Celle-ci n’est pas qu’un simple outil de création et de transmission du savoir (ce que l’arabe peut largement faire), c’est un facteur qui cimente l’élite et la base dans une société et c’est cette fracture linguistique qui nous coûte annuellement plusieurs points de croissance. On comprendra dans quelques années les raisons pour lesquelles le retour à l’enseignement des matières scientifiques en français ne résoudra pas le problème de la baisse généralisée du niveau qui est expliquée par d’autres facteurs ; et que la décision la plus sage aurait été d’arabiser les études supérieures pour ne pas créer une rupture linguistique mortelle chez les élèves à partir du bac. Les origines de la régression académique sont liées à la baisse du niveau des enseignants et à la gouvernance médiocre des structures académiques et non à la langue d’enseignement. L’arabe est une langue riche et stable et a été la langue des sciences, des arts et de la culture pendant plusieurs siècles. Aujourd’hui, qu’on professe en français, en anglais ou en martien, tant que la qualification et la motivation des enseignants et la mauvaise gestion des établissements d’enseignement n’auront pas été résolues, nous tournerons en rond, en jouant avec l’avenir d’une nouvelle génération.

La place de l’entrepreneur dans la société

La société marocaine valorise d’abord le fonctionnariat, puis le salariat et enfin l’entrepreneuriat. Un jeune Marocain préfère être directeur dans une grande banque que propriétaire d’une très petite entreprise, et il préfèrera aux deux un poste de haut fonctionnaire à Rabat. Et même quand l’entrepreneur réussit, c’est davantage le résultat (succès financier) que valorise notre culture collective que le processus entrepreneurial lui-même qui importe. Or le développement économique suppose une inversion de cette hiérarchie sociale, en mettant l’entrepreneur au centre du dispositif et en lui accordant une attention institutionnelle (formation, financement et accès à l’administration) équivalant au moins à celle que nous consacrons aux athlètes de haut niveau et aux stars, et proportionnelle aux risques qu’il prend pour créer des emplois, produire des biens et services, payer des impôts et rémunérer ses bailleurs de fonds.

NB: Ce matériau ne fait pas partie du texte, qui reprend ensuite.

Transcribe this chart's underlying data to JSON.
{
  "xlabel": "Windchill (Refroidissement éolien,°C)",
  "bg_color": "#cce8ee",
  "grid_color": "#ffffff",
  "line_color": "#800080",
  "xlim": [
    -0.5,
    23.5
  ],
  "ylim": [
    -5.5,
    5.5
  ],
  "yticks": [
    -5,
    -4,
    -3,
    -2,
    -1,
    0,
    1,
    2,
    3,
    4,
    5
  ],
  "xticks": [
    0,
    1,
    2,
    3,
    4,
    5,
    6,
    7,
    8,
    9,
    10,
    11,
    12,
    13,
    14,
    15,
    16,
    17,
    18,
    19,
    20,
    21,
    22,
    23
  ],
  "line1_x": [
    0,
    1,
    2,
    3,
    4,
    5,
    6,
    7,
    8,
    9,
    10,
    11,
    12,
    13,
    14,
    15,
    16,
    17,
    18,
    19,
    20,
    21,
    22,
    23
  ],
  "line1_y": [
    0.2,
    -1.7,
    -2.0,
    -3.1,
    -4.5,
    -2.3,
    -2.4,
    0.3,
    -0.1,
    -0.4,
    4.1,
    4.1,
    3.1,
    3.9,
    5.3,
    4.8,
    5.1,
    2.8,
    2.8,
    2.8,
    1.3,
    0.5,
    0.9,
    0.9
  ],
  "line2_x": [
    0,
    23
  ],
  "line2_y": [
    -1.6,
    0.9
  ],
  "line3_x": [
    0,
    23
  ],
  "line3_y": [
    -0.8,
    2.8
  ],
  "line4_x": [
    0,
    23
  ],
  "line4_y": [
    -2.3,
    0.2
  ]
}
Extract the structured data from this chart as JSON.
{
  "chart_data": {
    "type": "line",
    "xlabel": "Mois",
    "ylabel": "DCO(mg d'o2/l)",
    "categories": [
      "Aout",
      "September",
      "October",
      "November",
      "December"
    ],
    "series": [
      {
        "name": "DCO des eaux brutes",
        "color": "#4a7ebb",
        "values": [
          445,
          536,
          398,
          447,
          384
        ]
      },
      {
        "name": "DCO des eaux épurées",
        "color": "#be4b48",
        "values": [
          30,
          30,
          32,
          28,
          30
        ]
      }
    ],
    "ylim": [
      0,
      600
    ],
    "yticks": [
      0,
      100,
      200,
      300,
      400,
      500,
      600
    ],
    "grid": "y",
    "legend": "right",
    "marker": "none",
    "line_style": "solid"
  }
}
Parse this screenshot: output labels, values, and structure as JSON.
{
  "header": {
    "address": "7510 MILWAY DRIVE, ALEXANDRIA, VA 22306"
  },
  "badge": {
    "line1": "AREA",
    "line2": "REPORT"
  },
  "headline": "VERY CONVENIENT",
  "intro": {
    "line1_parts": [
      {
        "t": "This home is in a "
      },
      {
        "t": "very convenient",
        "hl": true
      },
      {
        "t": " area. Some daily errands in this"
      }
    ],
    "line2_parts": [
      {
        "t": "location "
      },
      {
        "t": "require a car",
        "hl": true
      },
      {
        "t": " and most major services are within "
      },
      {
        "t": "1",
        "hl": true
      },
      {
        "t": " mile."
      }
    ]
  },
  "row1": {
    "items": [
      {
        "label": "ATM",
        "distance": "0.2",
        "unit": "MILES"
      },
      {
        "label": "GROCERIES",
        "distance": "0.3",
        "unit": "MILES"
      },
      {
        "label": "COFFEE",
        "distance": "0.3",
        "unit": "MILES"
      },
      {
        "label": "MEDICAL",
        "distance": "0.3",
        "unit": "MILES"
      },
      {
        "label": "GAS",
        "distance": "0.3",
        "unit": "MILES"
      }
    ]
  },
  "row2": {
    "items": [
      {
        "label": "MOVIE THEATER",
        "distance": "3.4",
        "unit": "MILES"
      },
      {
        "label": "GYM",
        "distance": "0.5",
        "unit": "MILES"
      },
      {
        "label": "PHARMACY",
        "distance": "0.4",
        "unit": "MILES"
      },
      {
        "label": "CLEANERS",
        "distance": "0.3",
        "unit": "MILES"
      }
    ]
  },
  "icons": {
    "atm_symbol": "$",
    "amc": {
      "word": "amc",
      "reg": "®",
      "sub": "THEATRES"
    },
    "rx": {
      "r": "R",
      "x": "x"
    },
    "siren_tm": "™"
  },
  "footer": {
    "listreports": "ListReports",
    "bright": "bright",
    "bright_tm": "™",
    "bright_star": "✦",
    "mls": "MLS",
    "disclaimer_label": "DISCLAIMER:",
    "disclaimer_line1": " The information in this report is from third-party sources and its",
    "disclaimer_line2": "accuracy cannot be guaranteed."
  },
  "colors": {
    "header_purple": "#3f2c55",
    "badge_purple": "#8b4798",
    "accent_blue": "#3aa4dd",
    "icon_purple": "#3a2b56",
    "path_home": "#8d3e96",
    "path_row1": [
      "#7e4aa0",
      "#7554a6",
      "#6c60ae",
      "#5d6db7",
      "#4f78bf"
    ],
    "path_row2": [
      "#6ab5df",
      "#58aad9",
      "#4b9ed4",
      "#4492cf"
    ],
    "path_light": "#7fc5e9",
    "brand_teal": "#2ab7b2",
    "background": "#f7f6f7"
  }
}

La culture de la consommation

Depuis la fin de l’ajustement structurel et la libéralisation du crédit, les Marocains ont appris à vivre au-dessus de leurs moyens grâce à la dette. La frénésie consumériste qui s’est emparée de la société marocaine ces deux dernières décennies a profondément impacté notre culture, désormais centrée sur l’apparat et la jouissance immédiate. Nous sommes de ce fait loin de l’attitude stoïque indispensable aux premiers stades de développement, à savoir une forte production de richesses et leur consommation d’une manière modérée. Bien au contraire, nous produisons peu et consommons à crédit la production des autres. C’est le changement de notre rapport à la production et à la consommation qui constitue l’un des éléments clés du développement.

Le rapport à l’argent

Du fait de cette culture consumériste, notre rapport à l’argent a complètement muté. Le capital est devenu une finalité en soi. L’accumulation sans limites et la concentration de la richesse entre les mains d’une minorité, creusant ainsi les inégalités, sont devenues la marque de fabrique d’un capitalisme triomphant et donc décomplexé. Les milliardaires rivalisent désormais avec les stars dans les classements Forbes et les couvertures des magazines de mode. La création de richesses (savoir-faire) ne suffit plus à se hisser dans la société, c’est leur exhibition (faire-savoir) qui devient le signe suprême de la réussite sociale. Au lieu d’épiloguer sur le nécessaire changement de modèle économique du Maroc, nos responsables seraient bien avisés d’agir sur les vrais leviers. Malheureusement, aucun espoir dans ce sens ne pointe à l’horizon.